Benjamin Miller, PsyD University of Colorado, Denver

This past December at the Conference on Practice Improvement, I had the opportunity to experience one of the most significant benefits of social media—the connections. Many of us involved in social media often talk about the importance of engagement. We know that without engaging, there is not a high likelihood we will establish a relationship with the person we are connected with.

Mark Ryan, MD, has written about how his conference experience was enhanced through relationships he established through Twitter. Social media has power, and this power can be realized through the meaningful connections and ongoing engagement in a larger health care community.

And make no mistake, social media can play a significant role in family medicine.

For example,

  1. Social media allows for everyone, everywhere to get involved
  2. Social media allows for timely action (advocacy – take SOPA as an example)
  3. Social media allows for seamless communication (eg, between providers, patients and providers)
  4. Social media technologies are often the first step in creating meaningful relationships
  5. Social media can be an organizer
  6. Social media can disrupt.

To offer a real life health care example of the power of social media in family medicine, consider what happened when Mike Sevilla, MD, used the social media platform to raise awareness around the pending cuts for graduate medical education. Mike’s #saveGME campaign was prolific. He was able to simultaneously educate masses through Twitter and Facebook the importance of these funds and encourage them to act. He used his connections through social media to make an impact on something that was important to him as a family physician and educator.

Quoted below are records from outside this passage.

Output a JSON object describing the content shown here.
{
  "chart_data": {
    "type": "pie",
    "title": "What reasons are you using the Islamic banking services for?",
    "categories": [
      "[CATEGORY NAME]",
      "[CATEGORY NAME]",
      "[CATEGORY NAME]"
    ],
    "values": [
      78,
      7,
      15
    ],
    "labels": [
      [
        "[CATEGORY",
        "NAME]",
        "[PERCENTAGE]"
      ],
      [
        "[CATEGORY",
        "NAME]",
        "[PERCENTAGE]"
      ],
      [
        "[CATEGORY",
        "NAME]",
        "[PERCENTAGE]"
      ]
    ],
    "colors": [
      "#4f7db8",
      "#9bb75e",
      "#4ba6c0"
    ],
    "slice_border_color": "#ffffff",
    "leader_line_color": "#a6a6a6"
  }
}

Looking back at Mark’s post and seeing what happened with Mike’s advocacy effort, I began to understand the true power of social media—what happens when we use these social media relationships to actually connect. What happens when these online “social” connections lead to real life engagement? What happens when we meet in real life and see that behind that avatar there is a person who can make a difference—a person that we can relate to?

While many involved in social media may have made this connection some time ago, it was not until the Conference on Practice Improvement while sitting at a table with Fred Trotter (@fredtrotter), Gregg Masters (@2healthguru), Jay Lee (@familydocwonk) and Mark Ryan (@RichmondDoc) that the true feeling of connection and how we could collectively change something in health care was felt.

In your family medicine role, are you connected to the health care community that exists outside of the walls of your residency? If not, you may want to test out those waters sometime soon as you never know what meaningful connections you will make that can help shape the future of family medicine.